Dans un article, au demeurant remarquable, consacré à l'analyse


du « Comportement des consommateurs d'après l'enquête budget de
famille de 1963 », dont la moindre qualité est d'éveiller la vigilance du
lecteur en posant le problème des conditions de validité des enquêtes
de consommation et en insistant sur les précautions qui doivent présider
à la lecture de leurs résultats, Philippe L'Hardy et André Villeneuve
s'interrogent sur les différents objectifs d'une analyse économétrique
d'enquête. Cet article, parce qu'il ne se contente pas de fournir des tableaux
présentant les dépenses moyennes relatives à chaque groupe de produits
ventilées selon divers critères d'études et le « commentaire » de ces
tableaux (c'est-à-dire, le plus souvent, la simple traduction en discours
des chiffres qu'ils contiennent), mais livre une réflexion préalable sur
les principes de méthode qui président souvent de façon implicite à la
réalisation de la plupart des enquêtes de consommation et qui, enfouis en
quelque sorte dans le passé de l'économétrie, sont acceptés sans contrôle
ni examen, introduit, mieux que tout autre, à la discussion de ces
principes et, s'il y a lieu, à leur critique.

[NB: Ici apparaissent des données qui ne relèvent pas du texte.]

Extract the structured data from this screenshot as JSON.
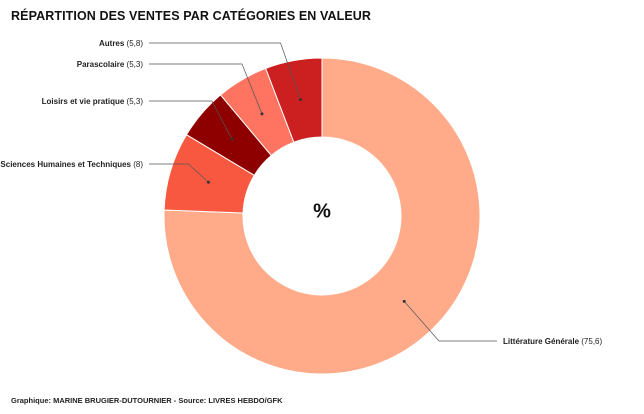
{
  "chart_data": {
    "type": "pie",
    "title": "RÉPARTITION DES VENTES PAR CATÉGORIES EN VALEUR",
    "center_label": "%",
    "categories": [
      "Littérature Générale",
      "Sciences Humaines et Techniques",
      "Loisirs et vie pratique",
      "Parascolaire",
      "Autres"
    ],
    "values": [
      75.6,
      8,
      5.3,
      5.3,
      5.8
    ],
    "value_labels": [
      "(75,6)",
      "(8)",
      "(5,3)",
      "(5,3)",
      "(5,8)"
    ],
    "colors": [
      "#ffab8a",
      "#f95840",
      "#8e0000",
      "#ff7461",
      "#cc1f1f"
    ],
    "legend": "none"
  },
  "credit": "Graphique: MARINE BRUGIER-DUTOURNIER - Source: LIVRES HEBDO/GFK"
}
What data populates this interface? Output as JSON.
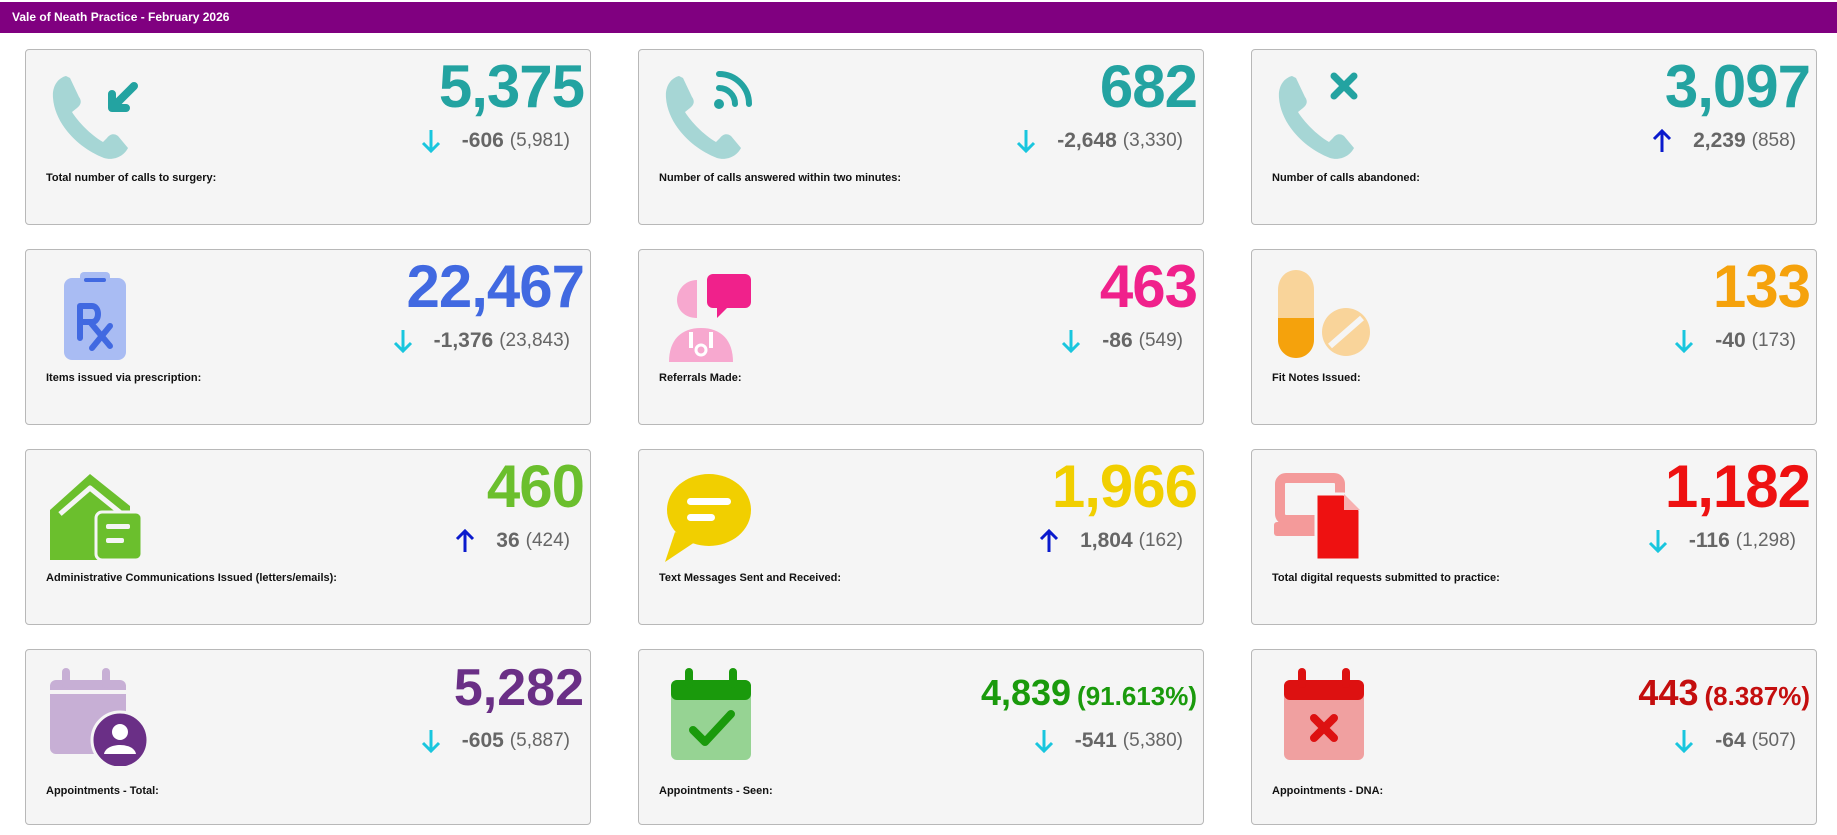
{
  "header": {
    "title": "Vale of Neath Practice - February 2026"
  },
  "colors": {
    "header_bg": "#800080",
    "teal": "#23A3A1",
    "blue": "#4169E1",
    "pink": "#F0218B",
    "orange": "#F5A20C",
    "green": "#6BBF2D",
    "yellow": "#F1CF00",
    "red": "#EE1111",
    "purple": "#6A2F86",
    "dark_green": "#1A9A0C",
    "dark_red": "#C40E0E",
    "arrow_down": "#19C6DE",
    "arrow_up": "#0A1ACD"
  },
  "cards": [
    {
      "id": "calls-total",
      "icon": "phone-incoming-icon",
      "value": "5,375",
      "trend": "down",
      "change": "-606",
      "previous": "(5,981)",
      "label": "Total number of calls to surgery:"
    },
    {
      "id": "calls-answered",
      "icon": "phone-signal-icon",
      "value": "682",
      "trend": "down",
      "change": "-2,648",
      "previous": "(3,330)",
      "label": "Number of calls answered within two minutes:"
    },
    {
      "id": "calls-abandoned",
      "icon": "phone-missed-icon",
      "value": "3,097",
      "trend": "up",
      "change": "2,239",
      "previous": "(858)",
      "label": "Number of calls abandoned:"
    },
    {
      "id": "prescription-items",
      "icon": "prescription-clipboard-icon",
      "value": "22,467",
      "trend": "down",
      "change": "-1,376",
      "previous": "(23,843)",
      "label": "Items issued via prescription:"
    },
    {
      "id": "referrals",
      "icon": "doctor-chat-icon",
      "value": "463",
      "trend": "down",
      "change": "-86",
      "previous": "(549)",
      "label": "Referrals Made:"
    },
    {
      "id": "fit-notes",
      "icon": "pills-icon",
      "value": "133",
      "trend": "down",
      "change": "-40",
      "previous": "(173)",
      "label": "Fit Notes Issued:"
    },
    {
      "id": "admin-comms",
      "icon": "house-letter-icon",
      "value": "460",
      "trend": "up",
      "change": "36",
      "previous": "(424)",
      "label": "Administrative Communications Issued (letters/emails):"
    },
    {
      "id": "text-messages",
      "icon": "speech-bubble-icon",
      "value": "1,966",
      "trend": "up",
      "change": "1,804",
      "previous": "(162)",
      "label": "Text Messages Sent and Received:"
    },
    {
      "id": "digital-requests",
      "icon": "device-document-icon",
      "value": "1,182",
      "trend": "down",
      "change": "-116",
      "previous": "(1,298)",
      "label": "Total digital requests submitted to practice:"
    },
    {
      "id": "appointments-total",
      "icon": "calendar-person-icon",
      "value": "5,282",
      "trend": "down",
      "change": "-605",
      "previous": "(5,887)",
      "label": "Appointments - Total:"
    },
    {
      "id": "appointments-seen",
      "icon": "calendar-check-icon",
      "value": "4,839",
      "percent": "(91.613%)",
      "trend": "down",
      "change": "-541",
      "previous": "(5,380)",
      "label": "Appointments - Seen:"
    },
    {
      "id": "appointments-dna",
      "icon": "calendar-cross-icon",
      "value": "443",
      "percent": "(8.387%)",
      "trend": "down",
      "change": "-64",
      "previous": "(507)",
      "label": "Appointments - DNA:"
    }
  ]
}
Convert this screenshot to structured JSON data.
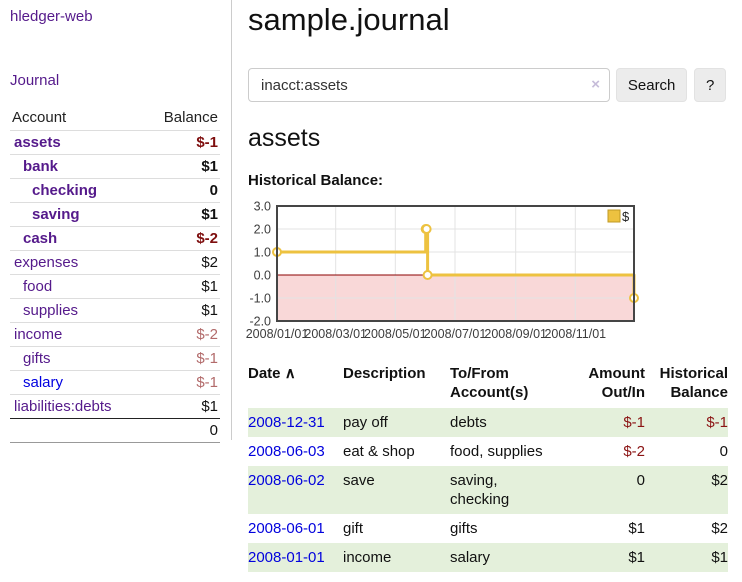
{
  "sidebar": {
    "brand": "hledger-web",
    "nav": {
      "journal": "Journal"
    },
    "accounts_table": {
      "headers": {
        "account": "Account",
        "balance": "Balance"
      },
      "rows": [
        {
          "name": "assets",
          "balance": "$-1"
        },
        {
          "name": "bank",
          "balance": "$1"
        },
        {
          "name": "checking",
          "balance": "0"
        },
        {
          "name": "saving",
          "balance": "$1"
        },
        {
          "name": "cash",
          "balance": "$-2"
        },
        {
          "name": "expenses",
          "balance": "$2"
        },
        {
          "name": "food",
          "balance": "$1"
        },
        {
          "name": "supplies",
          "balance": "$1"
        },
        {
          "name": "income",
          "balance": "$-2"
        },
        {
          "name": "gifts",
          "balance": "$-1"
        },
        {
          "name": "salary",
          "balance": "$-1"
        },
        {
          "name": "liabilities:debts",
          "balance": "$1"
        }
      ],
      "total": "0"
    }
  },
  "header": {
    "title": "sample.journal"
  },
  "search": {
    "query": "inacct:assets",
    "clear_icon": "×",
    "search_label": "Search",
    "help_label": "?"
  },
  "account_page": {
    "heading": "assets",
    "chart_title": "Historical Balance:"
  },
  "chart_data": {
    "type": "line",
    "title": "Historical Balance:",
    "series": [
      {
        "name": "$",
        "color": "#edc240",
        "step": true,
        "points": [
          [
            "2008-01-01",
            1
          ],
          [
            "2008-06-01",
            2
          ],
          [
            "2008-06-02",
            2
          ],
          [
            "2008-06-03",
            0
          ],
          [
            "2008-12-31",
            -1
          ]
        ]
      }
    ],
    "x_start": "2008-01-01",
    "x_end": "2008-12-31",
    "x_ticks": [
      "2008/01/01",
      "2008/03/01",
      "2008/05/01",
      "2008/07/01",
      "2008/09/01",
      "2008/11/01"
    ],
    "y_ticks": [
      "3.0",
      "2.0",
      "1.0",
      "0.0",
      "-1.0",
      "-2.0"
    ],
    "ylim": [
      -2,
      3
    ],
    "grid": true,
    "negative_fill": "#f9d8d8",
    "zero_line_color": "#8b0000",
    "legend": {
      "label": "$",
      "position": "top-right"
    }
  },
  "transactions": {
    "headers": {
      "date": "Date",
      "sort_indicator": "∧",
      "description": "Description",
      "accounts": "To/From Account(s)",
      "amount": "Amount Out/In",
      "balance": "Historical Balance"
    },
    "rows": [
      {
        "date": "2008-12-31",
        "description": "pay off",
        "accounts": "debts",
        "amount": "$-1",
        "balance": "$-1"
      },
      {
        "date": "2008-06-03",
        "description": "eat & shop",
        "accounts": "food, supplies",
        "amount": "$-2",
        "balance": "0"
      },
      {
        "date": "2008-06-02",
        "description": "save",
        "accounts": "saving, checking",
        "amount": "0",
        "balance": "$2"
      },
      {
        "date": "2008-06-01",
        "description": "gift",
        "accounts": "gifts",
        "amount": "$1",
        "balance": "$2"
      },
      {
        "date": "2008-01-01",
        "description": "income",
        "accounts": "salary",
        "amount": "$1",
        "balance": "$1"
      }
    ]
  }
}
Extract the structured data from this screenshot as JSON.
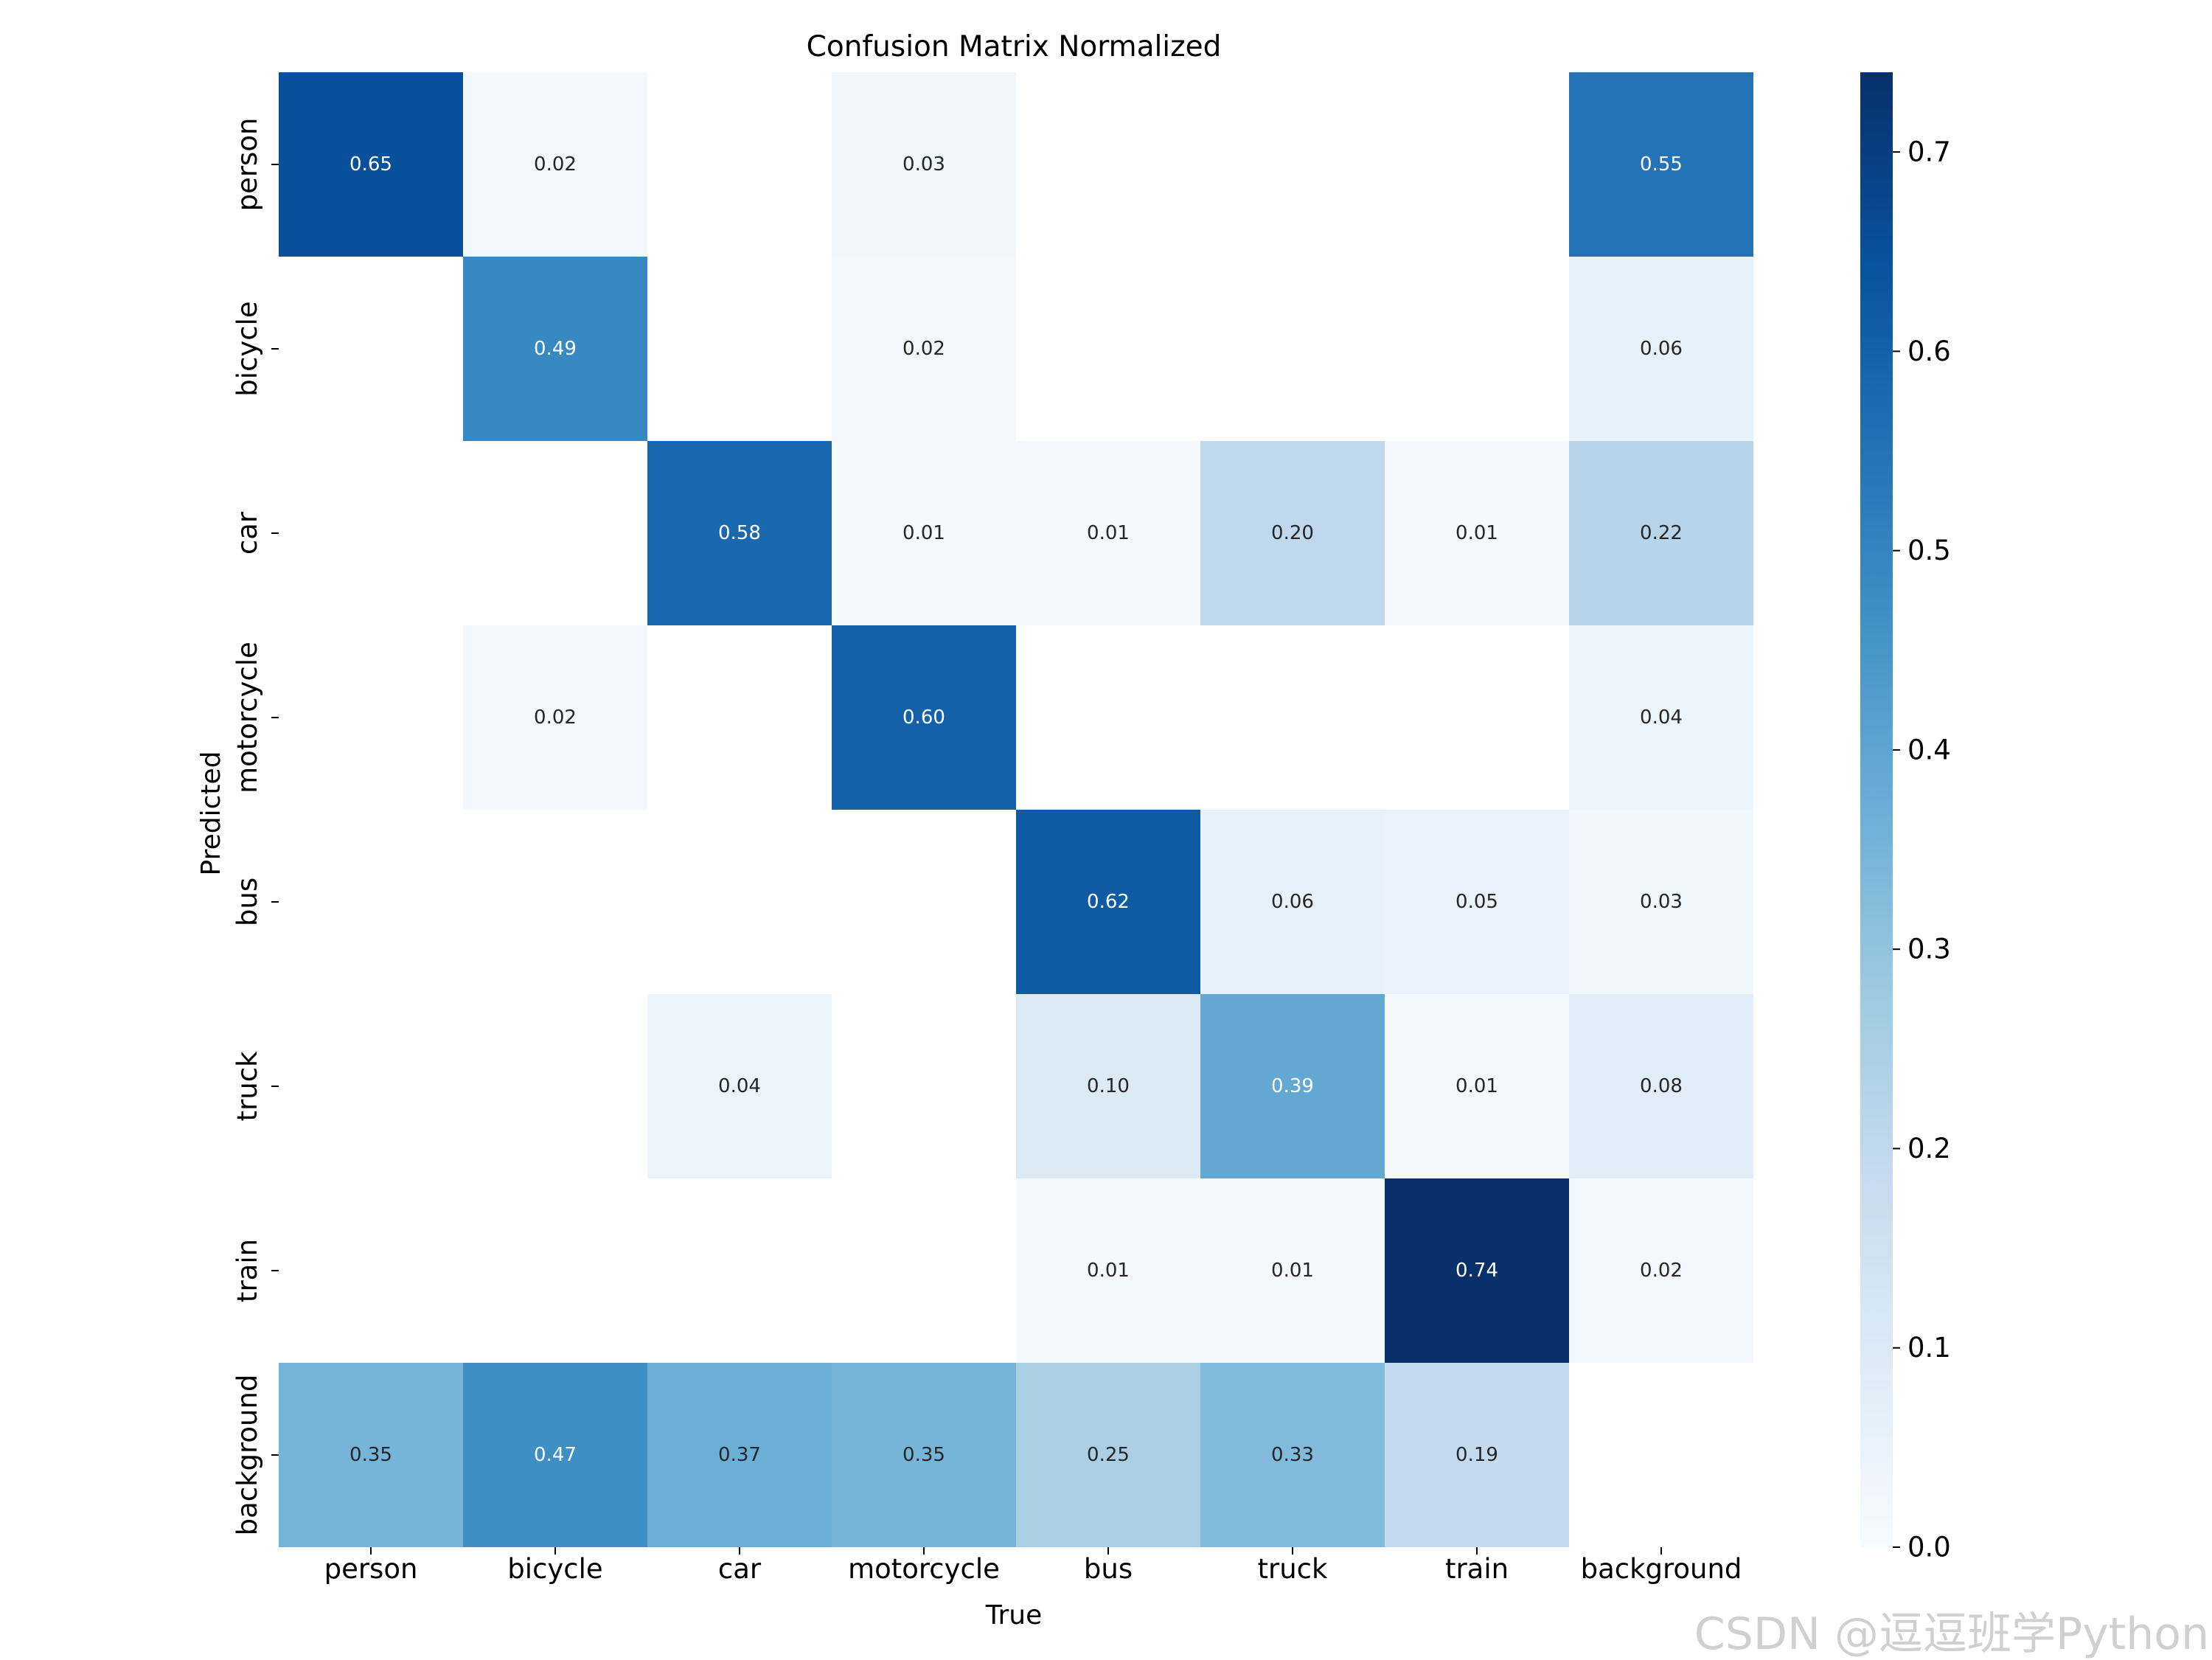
{
  "chart_data": {
    "type": "heatmap",
    "title": "Confusion Matrix Normalized",
    "xlabel": "True",
    "ylabel": "Predicted",
    "x_categories": [
      "person",
      "bicycle",
      "car",
      "motorcycle",
      "bus",
      "truck",
      "train",
      "background"
    ],
    "y_categories": [
      "person",
      "bicycle",
      "car",
      "motorcycle",
      "bus",
      "truck",
      "train",
      "background"
    ],
    "matrix": [
      [
        0.65,
        0.02,
        null,
        0.03,
        null,
        null,
        null,
        0.55
      ],
      [
        null,
        0.49,
        null,
        0.02,
        null,
        null,
        null,
        0.06
      ],
      [
        null,
        null,
        0.58,
        0.01,
        0.01,
        0.2,
        0.01,
        0.22
      ],
      [
        null,
        0.02,
        null,
        0.6,
        null,
        null,
        null,
        0.04
      ],
      [
        null,
        null,
        null,
        null,
        0.62,
        0.06,
        0.05,
        0.03
      ],
      [
        null,
        null,
        0.04,
        null,
        0.1,
        0.39,
        0.01,
        0.08
      ],
      [
        null,
        null,
        null,
        null,
        0.01,
        0.01,
        0.74,
        0.02
      ],
      [
        0.35,
        0.47,
        0.37,
        0.35,
        0.25,
        0.33,
        0.19,
        null
      ]
    ],
    "value_format": "2-decimal",
    "colormap": "Blues",
    "colorbar": {
      "range": [
        0.0,
        0.74
      ],
      "ticks": [
        0.0,
        0.1,
        0.2,
        0.3,
        0.4,
        0.5,
        0.6,
        0.7
      ],
      "tick_labels": [
        "0.0",
        "0.1",
        "0.2",
        "0.3",
        "0.4",
        "0.5",
        "0.6",
        "0.7"
      ]
    }
  },
  "colors": {
    "text_dark": "#262626",
    "text_light": "#ffffff",
    "axis": "#000000",
    "blues": [
      "#f7fbff",
      "#deebf7",
      "#c6dbef",
      "#9ecae1",
      "#6baed6",
      "#4292c6",
      "#2171b5",
      "#08519c",
      "#08306b"
    ]
  },
  "watermark": "CSDN @逗逗班学Python"
}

Bien que la consommation d'un produit particulier soit, déclarent les
auteurs, « sous l'influence des consommations des autres produits », ce
qui fait « qu'on ne doit pas expliquer les consommations de chaque
produit indépendamment les unes des autres, mais l'ensemble des
consommations de tous les produits simultanément », l'analyse par régression
(telle qu'elle est utilisée ici) permet seulement d'expliquer les
consommations de chaque produit séparément. L'analyse par régression ne fournit
donc qu'une « approximation dont la validité dépend en grande partie
de la nomenclature des produits utilisés ». En effet, ajoutent les auteurs,
« l'indépendance entre les consommations des différents produits
correspond au phénomène de substitution entre produits : quand le niveau de
vie s'élève les consommateurs préfèrent le produit A au produit B. Il en
résulte que les conditions de l'offre en produit A (donc la dépense de
consommation en produit A) influe sur la consommation en produit В ».
Afin de neutraliser « l'effet de substitution » et donc de rendre légitime
l'analyse poste par poste de la consommation, les économètres essaient de
construire des nomenclatures qui regroupent les produits de façon telle
qu'il n'y ait pas de substitution entre groupements mais seulement à
l'intérieur d'un groupement, de sorte que l'évolution de chaque
groupement soit indépendante des autres et puisse donc être étudiée de façon
autonome. « L'expérience des analystes de la consommation — poursuivent
les auteurs — a conduit à une nomenclature répondant dans la mesure
du possible à cette condition : c'est la nomenclature par fonction...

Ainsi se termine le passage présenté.